Thursday, March 4, 2010

The Mismeasure of Manufacturing | OurFuture.org

The Mismeasure of Manufacturing | OurFuture.org

This post is part of our series, Is Manufacturing Making It?

Using statistics primarily sourced from the Federal Reserve, we are repeatedly told that manufacturing isn't dead, just manufacturing employment, due to all our productivity gains. I must disagree that it's all about productivity, as did a group of economists who met last November to discuss government productivity measures, Louis Uchitelle of the New York Times reporting (via Curious Cat:

... The fundamental shortcoming is in the way imports are accounted for. A carburetor bought for $50 in China as a component of an American-made car, for example, more often than not shows up in the statistics as if it were the American-made version valued at, say, $100. The failure to distinguish adequately between what is made in America and what is made abroad falsely inflates the gross domestic product, which sums up all value added within the country.

American workers lose their jobs when carburetors they once made are imported instead. The federal data notices the decline in employment but fails to revalue the carburetors or even pinpoint that they are foreign-made. Because it seems as if $100 carburetors are being produced but fewer workers are needed to do so, productivity falsely rises — in the national statistics. ...

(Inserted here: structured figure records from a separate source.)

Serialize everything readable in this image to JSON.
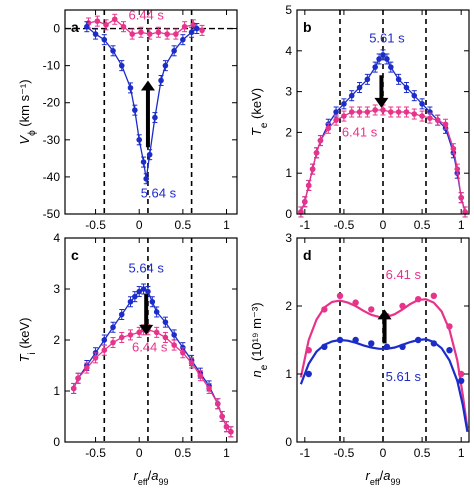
{
  "chart_data": [
    {
      "panel": "a",
      "type": "scatter",
      "xlabel": "r_eff/a_99",
      "ylabel_base": "V",
      "ylabel_sub": "ϕ",
      "ylabel_units": "(km s⁻¹)",
      "xlim": [
        -0.85,
        1.12
      ],
      "ylim": [
        -50,
        5
      ],
      "xticks": [
        "-0.5",
        "0",
        "0.5",
        "1"
      ],
      "xtick_values": [
        -0.5,
        0,
        0.5,
        1
      ],
      "yticks": [
        "0",
        "-10",
        "-20",
        "-30",
        "-40",
        "-50"
      ],
      "ytick_values": [
        0,
        -10,
        -20,
        -30,
        -40,
        -50
      ],
      "dashed_vlines": [
        -0.4,
        0.1,
        0.6
      ],
      "hline": 0,
      "arrow": {
        "x": 0.1,
        "y_from": -32,
        "y_to": -14
      },
      "series": [
        {
          "name": "6.44 s",
          "color": "#e8338a",
          "label_pos": [
            0.08,
            2.5
          ],
          "x": [
            -0.58,
            -0.48,
            -0.38,
            -0.28,
            -0.18,
            -0.08,
            0.02,
            0.12,
            0.22,
            0.32,
            0.42,
            0.52,
            0.62,
            0.72
          ],
          "y": [
            1.5,
            2.0,
            1.0,
            2.5,
            0.5,
            -1.5,
            -1.0,
            -1.5,
            -1.0,
            -1.5,
            -1.5,
            0.5,
            1.0,
            -0.5
          ]
        },
        {
          "name": "5.64 s",
          "color": "#1c2cc9",
          "label_pos": [
            0.22,
            -45.5
          ],
          "x": [
            -0.6,
            -0.5,
            -0.4,
            -0.3,
            -0.2,
            -0.1,
            -0.05,
            0.0,
            0.05,
            0.08,
            0.12,
            0.18,
            0.25,
            0.3,
            0.4,
            0.5,
            0.6,
            0.66
          ],
          "y": [
            0.5,
            -1.5,
            -3.0,
            -6.0,
            -10.0,
            -16.0,
            -22.0,
            -30.0,
            -36.0,
            -40.5,
            -34.0,
            -24.0,
            -14.0,
            -10.0,
            -6.0,
            -3.0,
            -1.0,
            0.0
          ]
        }
      ]
    },
    {
      "panel": "b",
      "type": "scatter",
      "xlabel": "r_eff/a_99",
      "ylabel_base": "T",
      "ylabel_sub": "e",
      "ylabel_units": "(keV)",
      "xlim": [
        -1.1,
        1.1
      ],
      "ylim": [
        0,
        5
      ],
      "xticks": [
        "-1",
        "-0.5",
        "0",
        "0.5",
        "1"
      ],
      "xtick_values": [
        -1,
        -0.5,
        0,
        0.5,
        1
      ],
      "yticks": [
        "0",
        "1",
        "2",
        "3",
        "4",
        "5"
      ],
      "ytick_values": [
        0,
        1,
        2,
        3,
        4,
        5
      ],
      "dashed_vlines": [
        -0.55,
        0.0,
        0.55
      ],
      "arrow": {
        "x": -0.02,
        "y_from": 3.4,
        "y_to": 2.6
      },
      "series": [
        {
          "name": "5.61 s",
          "color": "#1c2cc9",
          "label_pos": [
            0.05,
            4.2
          ],
          "x": [
            -1.05,
            -1.0,
            -0.95,
            -0.9,
            -0.85,
            -0.8,
            -0.7,
            -0.6,
            -0.5,
            -0.4,
            -0.3,
            -0.2,
            -0.1,
            -0.05,
            0.0,
            0.05,
            0.1,
            0.2,
            0.3,
            0.4,
            0.5,
            0.6,
            0.7,
            0.8,
            0.9,
            0.95,
            1.0,
            1.05
          ],
          "y": [
            0.05,
            0.3,
            0.7,
            1.1,
            1.5,
            1.8,
            2.2,
            2.5,
            2.7,
            2.9,
            3.1,
            3.3,
            3.6,
            3.8,
            3.9,
            3.8,
            3.6,
            3.3,
            3.1,
            2.9,
            2.7,
            2.5,
            2.3,
            2.1,
            1.5,
            1.0,
            0.4,
            0.05
          ]
        },
        {
          "name": "6.41 s",
          "color": "#e8338a",
          "label_pos": [
            -0.3,
            1.9
          ],
          "x": [
            -1.05,
            -1.0,
            -0.95,
            -0.9,
            -0.85,
            -0.8,
            -0.7,
            -0.6,
            -0.5,
            -0.4,
            -0.3,
            -0.2,
            -0.1,
            0.0,
            0.1,
            0.2,
            0.3,
            0.4,
            0.5,
            0.6,
            0.7,
            0.8,
            0.9,
            0.95,
            1.0,
            1.05
          ],
          "y": [
            0.05,
            0.3,
            0.7,
            1.1,
            1.5,
            1.8,
            2.1,
            2.3,
            2.4,
            2.5,
            2.5,
            2.5,
            2.55,
            2.55,
            2.5,
            2.5,
            2.5,
            2.45,
            2.4,
            2.35,
            2.3,
            2.2,
            1.6,
            1.1,
            0.4,
            0.05
          ]
        }
      ]
    },
    {
      "panel": "c",
      "type": "scatter",
      "xlabel": "r_eff/a_99",
      "ylabel_base": "T",
      "ylabel_sub": "i",
      "ylabel_units": "(keV)",
      "xlim": [
        -0.85,
        1.12
      ],
      "ylim": [
        0,
        4
      ],
      "xticks": [
        "-0.5",
        "0",
        "0.5",
        "1"
      ],
      "xtick_values": [
        -0.5,
        0,
        0.5,
        1
      ],
      "yticks": [
        "0",
        "1",
        "2",
        "3",
        "4"
      ],
      "ytick_values": [
        0,
        1,
        2,
        3,
        4
      ],
      "dashed_vlines": [
        -0.4,
        0.1,
        0.6
      ],
      "arrow": {
        "x": 0.08,
        "y_from": 2.9,
        "y_to": 2.1
      },
      "series": [
        {
          "name": "5.64 s",
          "color": "#1c2cc9",
          "label_pos": [
            0.08,
            3.32
          ],
          "x": [
            -0.75,
            -0.7,
            -0.6,
            -0.5,
            -0.4,
            -0.3,
            -0.2,
            -0.1,
            -0.05,
            0.0,
            0.05,
            0.1,
            0.15,
            0.2,
            0.3,
            0.4,
            0.5,
            0.6,
            0.7,
            0.8,
            0.9,
            0.95,
            1.0,
            1.05
          ],
          "y": [
            1.05,
            1.25,
            1.5,
            1.75,
            2.0,
            2.25,
            2.5,
            2.75,
            2.85,
            2.95,
            3.0,
            2.95,
            2.75,
            2.55,
            2.35,
            2.1,
            1.85,
            1.6,
            1.35,
            1.1,
            0.75,
            0.5,
            0.3,
            0.2
          ]
        },
        {
          "name": "6.44 s",
          "color": "#e8338a",
          "label_pos": [
            0.12,
            1.77
          ],
          "x": [
            -0.75,
            -0.7,
            -0.6,
            -0.5,
            -0.4,
            -0.3,
            -0.2,
            -0.1,
            0.0,
            0.05,
            0.1,
            0.2,
            0.3,
            0.4,
            0.5,
            0.6,
            0.7,
            0.8,
            0.9,
            0.95,
            1.0,
            1.05
          ],
          "y": [
            1.05,
            1.25,
            1.45,
            1.65,
            1.8,
            1.95,
            2.05,
            2.1,
            2.15,
            2.2,
            2.2,
            2.15,
            2.05,
            1.9,
            1.75,
            1.55,
            1.3,
            1.05,
            0.75,
            0.5,
            0.3,
            0.2
          ]
        }
      ]
    },
    {
      "panel": "d",
      "type": "scatter",
      "xlabel": "r_eff/a_99",
      "ylabel_base": "n",
      "ylabel_sub": "e",
      "ylabel_units": "(10¹⁹ m⁻³)",
      "xlim": [
        -1.1,
        1.1
      ],
      "ylim": [
        0,
        3
      ],
      "xticks": [
        "-1",
        "-0.5",
        "0",
        "0.5",
        "1"
      ],
      "xtick_values": [
        -1,
        -0.5,
        0,
        0.5,
        1
      ],
      "yticks": [
        "0",
        "1",
        "2",
        "3"
      ],
      "ytick_values": [
        0,
        1,
        2,
        3
      ],
      "dashed_vlines": [
        -0.55,
        0.0,
        0.55
      ],
      "arrow": {
        "x": 0.02,
        "y_from": 1.45,
        "y_to": 1.95
      },
      "series": [
        {
          "name": "6.41 s",
          "color": "#e8338a",
          "label_pos": [
            0.26,
            2.4
          ],
          "x": [
            -0.95,
            -0.75,
            -0.55,
            -0.35,
            -0.15,
            0.05,
            0.25,
            0.45,
            0.65,
            0.85,
            1.0
          ],
          "y": [
            1.35,
            1.95,
            2.15,
            2.05,
            1.95,
            1.85,
            2.0,
            2.1,
            2.15,
            1.7,
            1.0
          ],
          "fit_x": [
            -1.05,
            -0.95,
            -0.85,
            -0.75,
            -0.65,
            -0.55,
            -0.45,
            -0.35,
            -0.25,
            -0.15,
            -0.05,
            0.0,
            0.05,
            0.15,
            0.25,
            0.35,
            0.45,
            0.55,
            0.65,
            0.75,
            0.85,
            0.95,
            1.02,
            1.08
          ],
          "fit_y": [
            0.95,
            1.5,
            1.8,
            1.98,
            2.06,
            2.08,
            2.05,
            2.0,
            1.93,
            1.87,
            1.84,
            1.83,
            1.84,
            1.88,
            1.95,
            2.03,
            2.09,
            2.1,
            2.05,
            1.92,
            1.65,
            1.2,
            0.7,
            0.2
          ]
        },
        {
          "name": "5.61 s",
          "color": "#1c2cc9",
          "label_pos": [
            0.26,
            0.9
          ],
          "x": [
            -0.95,
            -0.75,
            -0.55,
            -0.35,
            -0.15,
            0.05,
            0.25,
            0.45,
            0.65,
            0.85,
            1.0
          ],
          "y": [
            1.0,
            1.4,
            1.5,
            1.5,
            1.45,
            1.4,
            1.4,
            1.5,
            1.45,
            1.35,
            0.9
          ],
          "fit_x": [
            -1.05,
            -0.95,
            -0.85,
            -0.75,
            -0.65,
            -0.55,
            -0.45,
            -0.35,
            -0.25,
            -0.15,
            -0.05,
            0.0,
            0.05,
            0.15,
            0.25,
            0.35,
            0.45,
            0.55,
            0.65,
            0.75,
            0.85,
            0.95,
            1.02,
            1.08
          ],
          "fit_y": [
            0.85,
            1.15,
            1.33,
            1.43,
            1.48,
            1.5,
            1.49,
            1.46,
            1.42,
            1.39,
            1.37,
            1.37,
            1.37,
            1.39,
            1.43,
            1.47,
            1.5,
            1.51,
            1.47,
            1.38,
            1.2,
            0.9,
            0.55,
            0.15
          ]
        }
      ]
    }
  ]
}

This is a problem that even extends, as the article goes on to explain, to the service industry. If your accountant is outsourcing some of their tax processing work to India on the cheap, this also boosts US productivity statistics. Tracking the real impact of that imported carburetor, or any other imported intermediate input (say that three times fast,) in the productivity statistics is presumed to require years of work and congressional funding.

Imported Intermediate Inputs

Courtesy also of the Curious Cat blog, some of the economists who realize that manufacturing productivity measurements are distorted do work at the Federal Reserve and wrote about it in a paper entitled, "Offshoring Bias: The Effect of Import Price Mismeasurement on Manufacturing Productivity" (pdf), by Susan Houseman (Upjohn Institute), Christopher Kurz (Federal Reserve Board), Paul Lengermann (Federal Reserve Board), and Benjamin Mandel (Federal Reserve Board). Emphasis mine:

... [We document] the rapid rise in both the levels and share of materials used by U.S. manufactures that are sourced from abroad. Over the ten year period from 1997 to 2007, the import share of total materials jumped roughly 50 percent, as the fraction of materials used climbed from 17 to 25 percent.

...

... Although preliminary, our analysis presents evidence that offshoring bias has been substantial in recent years. We find that the growth rate of imported intermediate input prices may have been biased upwards by between 16 to 35 percentage points, which in turn has led the average annual growth rate in manufacturing productivity to be overstated by 0.1 to 0.3 percentage point or by between 9 and 20 percent over the entire period from 1997 - 2007. These numbers are significant, as 0.1 percent average annual growth rate for multifactor productivity is roughly equal to the average annual contribution of capital to manufacturing growth from 1997 to 2007. ...

...

US manufacturing is losing its footing in consumer markets both at home and abroad, and while the losses aren't total, they're serious. This has been ignored because the financial sector that's been funding the offshoring craze was doing well, and because many observers don't consider job losses to be that big a deal. Now that the finance industry isn't doing well and job losses have been revealed to be a very big deal, now that free trade has been revealed as a unilateral disarmament, can we start caring about this again, please?

The Vicious Cycle

As my colleague Dave Johnson recently pointed out, workers who make $70/week can't buy Whirlpool refrigerators. Nor, for that matter, can they buy new Ford cars. They can't afford mortgages or unsecured lines of credit at the mass consumer levels that would support a robust financial services industry. They can't go out to eat at sit-down restaurants, or afford to patronize other businesses that comprise a strong service sector economy.

Who, in other words, are $70/week workers in Mexico going to be making those refrigerators for? Sure as blazes, it isn't going to be for laid off manufacturing workers in the US who've been pushed into bankruptcy and defaulting on their mortgages in the wake of yet another jobless 'recovery'.

Because the big problem with the declining fortunes of US manufacturing employment is that Wall Street profits become the only thing that recovers after recessions, which seem to be coming thick and fast these days. If that's the kind of future we want, we should keep our eyes fixed firmly on outdated productivity statistics. If it isn't, we should start looking at having a sensible industrial strategy that creates a lot of jobs.